Bundesregierung bei Photovoltaik-Überdachung von Autobahnen, Kanälen und Bahntrassen (noch) skeptisch

Bevor die in Bundesbesitz befindlichen versiegelten Flächen mit Photovoltaik überdacht werden, braucht es nach Ansicht des Bundeswirtschaftsministeriums noch Machbarkeitsstudien und Kostensenkungen bei solchen Anlagen. Daher liegt der Fokus der geplanten EEG-Novelle zunächst auf Agri-Photovoltaik und Dachanlagen, wie aus einer Antwort auf eine Anfrage an die Bundesregierung hervorgeht.

Versiegelte Flächen für die Photovoltaik-Erzeugung zu nutzen, wird derzeit viel diskutiert. Auch das die öffentliche Hand mit gutem Beispiel vorangehen sollte, wenn es um den Photovoltaik-Ausbau im Land geht. Der CDU-Bundestagsabgeordnete Oliver Vogt fragte nun bei der Bundesregierung an, ob sie plane, im Bundesbesitz befindliche versiegelte Flächen wie Autobahnen, Kanäle oder Bahntrassen mit Photovoltaik-Anlagen überdachen und so einen Doppelnutzen dieser Flächen zu ermöglichen.

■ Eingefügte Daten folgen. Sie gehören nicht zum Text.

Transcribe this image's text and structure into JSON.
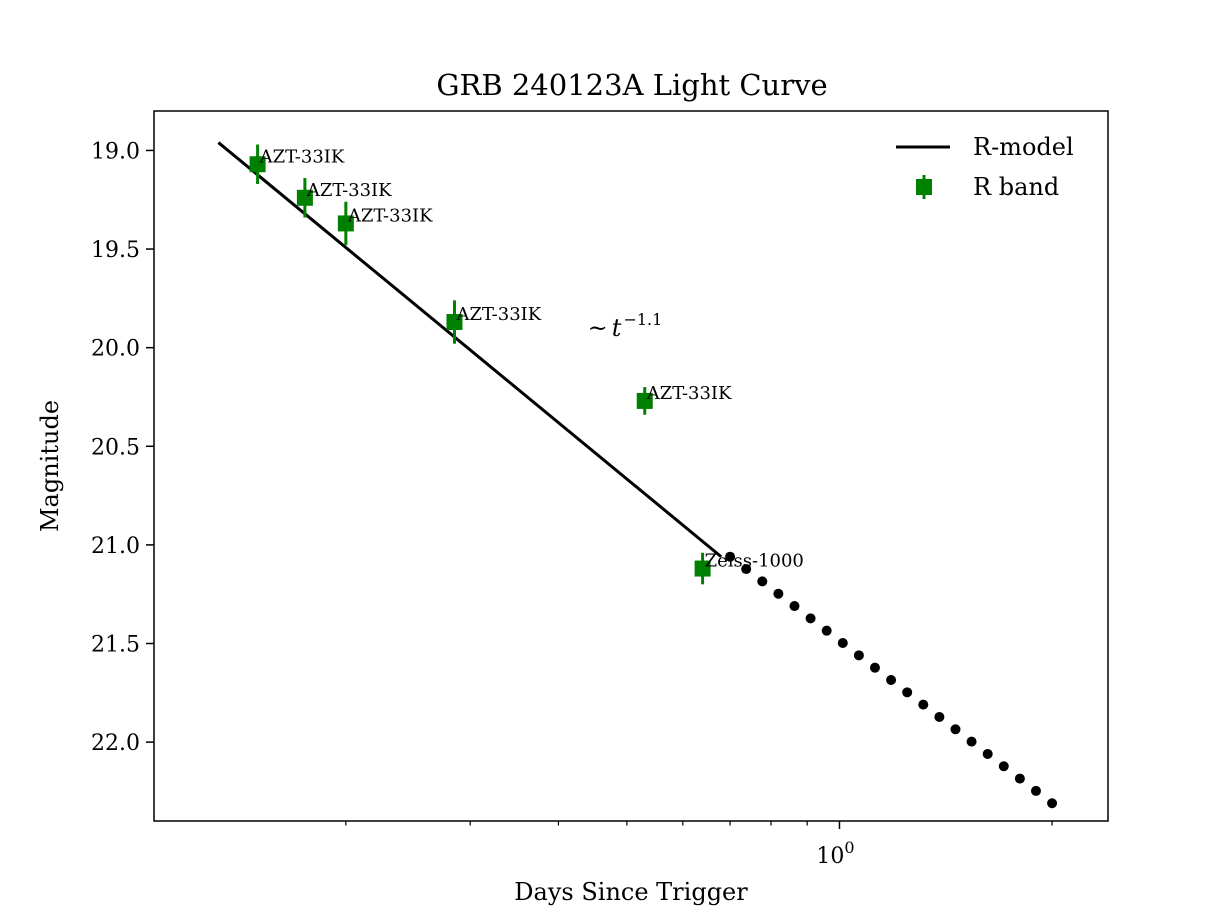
{
  "chart_data": {
    "type": "scatter",
    "title": "GRB 240123A Light Curve",
    "xlabel": "Days Since Trigger",
    "ylabel": "Magnitude",
    "x_scale": "log",
    "xlim": [
      0.107,
      2.4
    ],
    "ylim": [
      22.4,
      18.8
    ],
    "y_inverted": true,
    "x_tick_labels": [
      {
        "value": 1.0,
        "base": "10",
        "exp": "0"
      }
    ],
    "y_ticks": [
      {
        "value": 19.0,
        "label": "19.0"
      },
      {
        "value": 19.5,
        "label": "19.5"
      },
      {
        "value": 20.0,
        "label": "20.0"
      },
      {
        "value": 20.5,
        "label": "20.5"
      },
      {
        "value": 21.0,
        "label": "21.0"
      },
      {
        "value": 21.5,
        "label": "21.5"
      },
      {
        "value": 22.0,
        "label": "22.0"
      }
    ],
    "series": [
      {
        "name": "R band",
        "color": "#008000",
        "marker": "square",
        "points": [
          {
            "x": 0.15,
            "y": 19.07,
            "yerr": 0.1,
            "label": "AZT-33IK"
          },
          {
            "x": 0.175,
            "y": 19.24,
            "yerr": 0.1,
            "label": "AZT-33IK"
          },
          {
            "x": 0.2,
            "y": 19.37,
            "yerr": 0.11,
            "label": "AZT-33IK"
          },
          {
            "x": 0.285,
            "y": 19.87,
            "yerr": 0.11,
            "label": "AZT-33IK"
          },
          {
            "x": 0.53,
            "y": 20.27,
            "yerr": 0.07,
            "label": "AZT-33IK"
          },
          {
            "x": 0.64,
            "y": 21.12,
            "yerr": 0.08,
            "label": "Zeiss-1000"
          }
        ]
      },
      {
        "name": "R-model",
        "color": "#000000",
        "type": "line",
        "x": [
          0.132,
          0.68
        ],
        "y": [
          18.96,
          21.06
        ]
      },
      {
        "type": "dotted-extrapolation",
        "color": "#000000",
        "x_start": 0.7,
        "x_end": 2.0,
        "y_start": 21.06,
        "y_end": 22.31,
        "count": 21
      }
    ],
    "annotations": [
      {
        "text": "~",
        "math": "t",
        "exp": "−1.1",
        "x": 0.44,
        "y": 19.9
      }
    ],
    "legend": {
      "position": "top-right",
      "entries": [
        {
          "label": "R-model",
          "style": "line",
          "color": "#000000"
        },
        {
          "label": "R band",
          "style": "errorbar-square",
          "color": "#008000"
        }
      ]
    }
  }
}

Kurzfristig wird dies wohl nicht erfolgen, wie sich aus der Antwort herauslesen lässt. „Photovoltaik-Anlagen oberhalb von Autobahnen, Kanälen oder Bahntrassen sind bisher in Deutschland weder realisiert noch getestet worden“, schreibt der Staatssekretär im Bundesministerium für Wirtschaft und Klimaschutz, Patrick Graichen, in seiner Antwort an den Abgeordneten. „Für solche Anlagen gilt es zunächst, die technische Umsetzbarkeit, langfristige Nutzbarkeit und nicht zuletzt die Kosteneffizienz und das zukünftige Kostensenkungspotenzial, zum Beispiel im Rahmen von Machbarkeitsstudien oder Demonstrationsprojekten, zu prüfen, bevor ein breitenwirksames Fördermodell beispielsweise im Erneuerbare-Energien-Gesetz verankert wird“, so Graichen weiter.